Smith then interviewed Dan Rather: "I said `Gosh, I don't have the stomach for doing that. And the first day, even the second day, we said `Nah, not for me.' I mean, frankly, I don't care, and I don't think most viewers care. And then somebody came in and said `Look at this. Last night, one of our major competitors, they went with it, they went with it strong,' and that bridges over from the sleazy press into the mainstream."

But any look at the tapes of ABC's World News Tonight demon-strates that they aired no story on January 24, the day after Nightline, but waited until the 27th -- after the Clintons had appeared in an exclusive post-Super Bowl interview on 60 Minutes. And for Rather's version of events -- that a competitor "went with it strong" -- seems strange since he waited until 60 Minutes did the story. Only NBC's Lisa Myers made passing reference to the Flowers story before that.

Brit Hume. Smith claimed: "The once-cozy relationship between the President and the White House press corps has dissolved into permanent combat...Increasingly, critics argue, the balance is out of whack, and the traditional skepticism of the White House press corps has slid into cynicism, where a President's thoughtful deliberation is seen as indecision and compromise as backsliding."

What kind of cynical question did Smith have in mind? When Clinton appointed Ruth Bader Ginsburg to the Supreme Court after long considering Stephen Breyer, ABC's Brit Hume asked Clinton: "We may have created an impression, perhaps unfair, of a certain zig-zag in the decision making process here. I wonder if you could walk us through it and perhaps disabuse of any notions we might have along these lines. Thank you."

Eric Engberg. The CBS reporter may have been criticized by colleague Bernard Goldberg for attacking Steve Forbes' flat tax, but Smith was only concerned about Clinton: "Critics contend that Engberg's Reality Checks have gone beyond investigative journalism and become saturated with opinion, almost always negative...Just seven days after Clinton's inauguration, for example, Engberg was on the air with a Reality Check declaring the infant administration a failure."

But Engberg's actual report never came close to "declaring the infant administration a failure." Engberg noted Clinton had not followed through on promises to have plans on the economy and energy available "on the first day" of his presidency. Engberg also brought up news reports that the White House was considering a gas tax, recalling Clinton ruled out raising taxes on the middle class in 1992. Engberg concluded: "Overall, the first week showed the President willing to jump into controversies that can slice away some of his early support. The promise to focus on the economy like a laser seemed to come unstuck in the Washington centrifuge."

CBS's State of the Union.

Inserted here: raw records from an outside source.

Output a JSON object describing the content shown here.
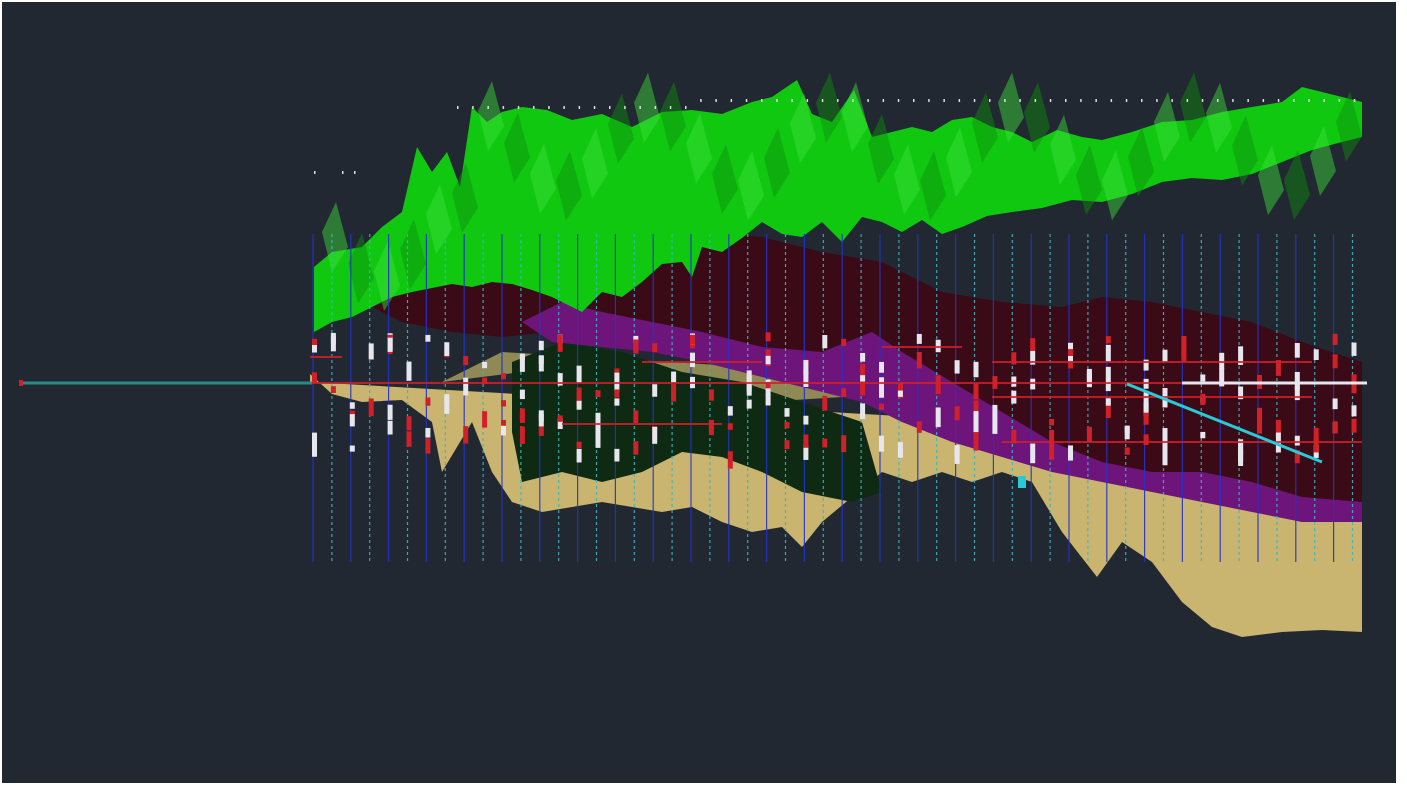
{
  "viewport": {
    "background": "#222831"
  },
  "colors": {
    "surface_green": "#11c811",
    "surface_green_light": "#3be03b",
    "surface_green_dark": "#0a8f0a",
    "section_line_blue": "#2433c8",
    "section_line_cyan": "#35b8c8",
    "layer_tan": "#c9b56f",
    "layer_tan_light": "#e2cf86",
    "layer_olive": "#8f8a55",
    "layer_maroon": "#3a0b16",
    "layer_purple": "#6d157a",
    "layer_dark_green": "#0f2a12",
    "drillhole_white": "#e6e6ee",
    "drillhole_red": "#d0202a",
    "axis_teal": "#2a8a88",
    "marker_cyan": "#29c9d6"
  },
  "icons": {
    "axis_line": "teal-axis-line",
    "axis_origin": "axis-origin-marker"
  }
}
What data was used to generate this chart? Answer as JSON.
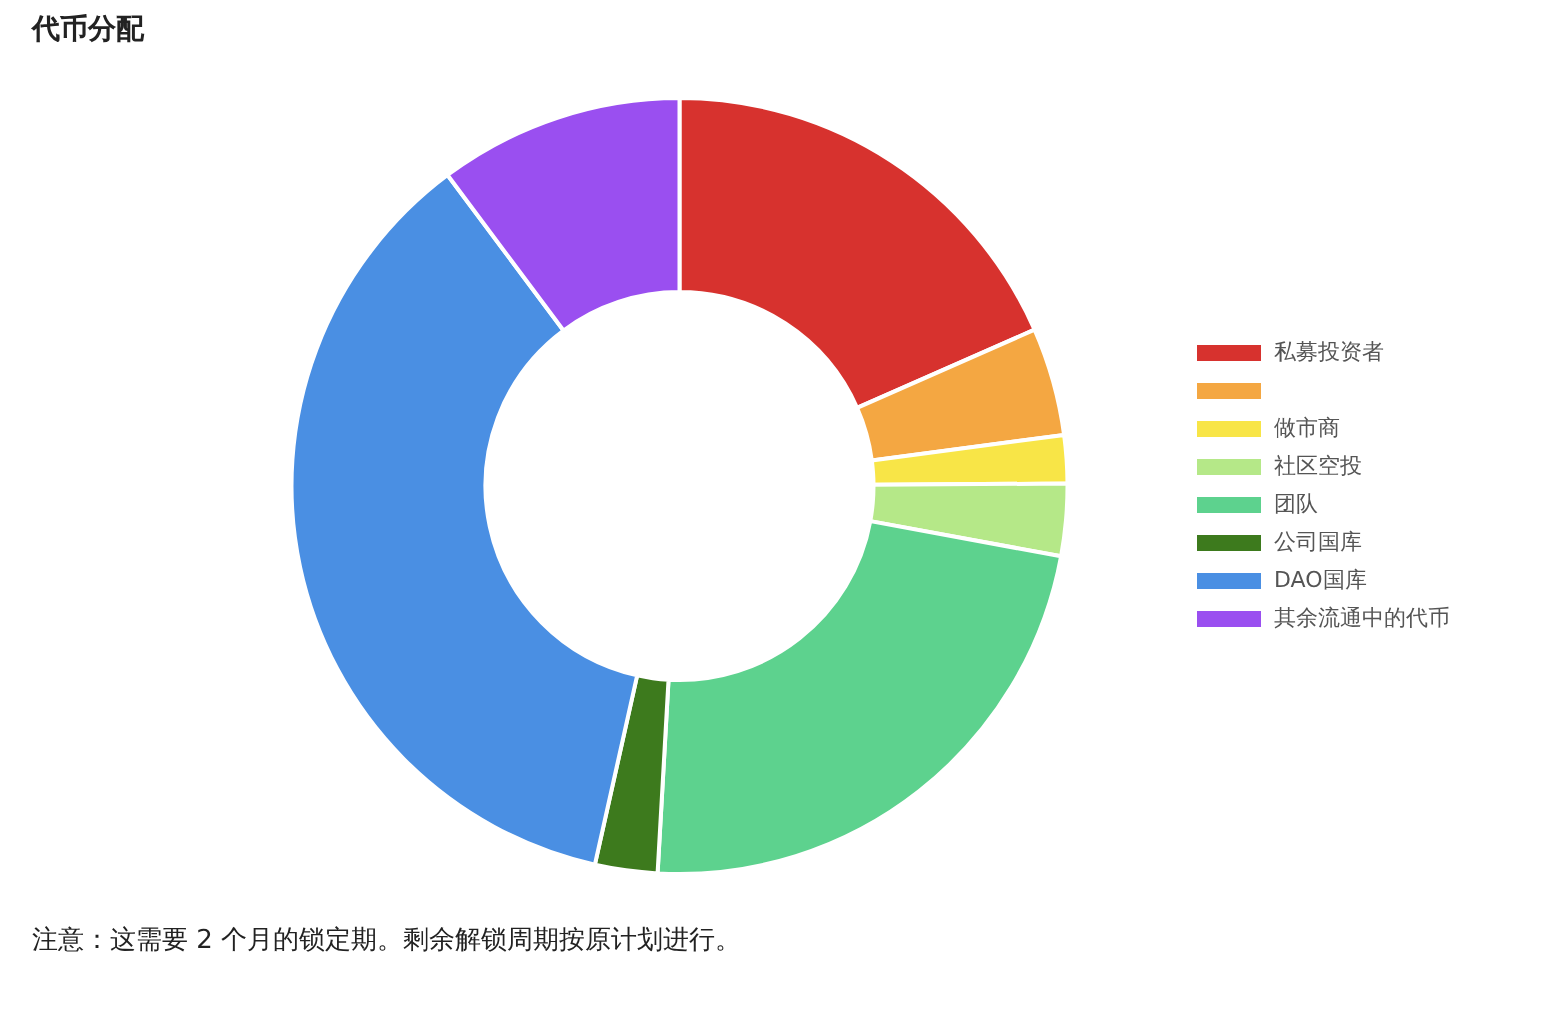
{
  "chart_data": {
    "type": "donut",
    "title": "代币分配",
    "categories": [
      "私募投资者",
      null,
      "做市商",
      "社区空投",
      "团队",
      "公司国库",
      "DAO国库",
      "其余流通中的代币"
    ],
    "values": [
      18.4,
      4.5,
      2,
      3,
      23,
      2.6,
      36.3,
      10.2
    ],
    "colors": [
      "#d7322e",
      "#f4a742",
      "#f8e547",
      "#b5e888",
      "#5dd28e",
      "#3d7a1d",
      "#4a8fe3",
      "#9a4ff0"
    ],
    "legend": "right",
    "annotations": [
      "注意：这需要 2 个月的锁定期。剩余解锁周期按原计划进行。"
    ]
  }
}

Smith declared: "CBS and others in the Washington media were criticized for relying on inside-the- Beltway punditry in their coverage of Clinton's State of the Union address." The program quoted Joe Klein saying: "It was a very, very long speech. This guy loves to give long speeches." He left out Klein's next sentence: "But it was also a very effective one."

Smith rebutted Klein: "But polls showed the public loved it." Where would Smith have learned that polls showed the public loved it? CBS aired its instant poll results showing that 85 percent "approve of the President's proposals," that 74 percent "now have a clear idea what President Clinton stands for" and 56 percent said Clinton "better understands the major problems facing the country today" than the GOP. Rather signed off by repeating all the pro-Clinton poll results.

Taxpayers fund public broadcasting to be offered an alternative to the commercial networks. Smith's program shows taxpayers aren't getting an alternative, but are paying for PBS to scold the media on how they're not liberal enough.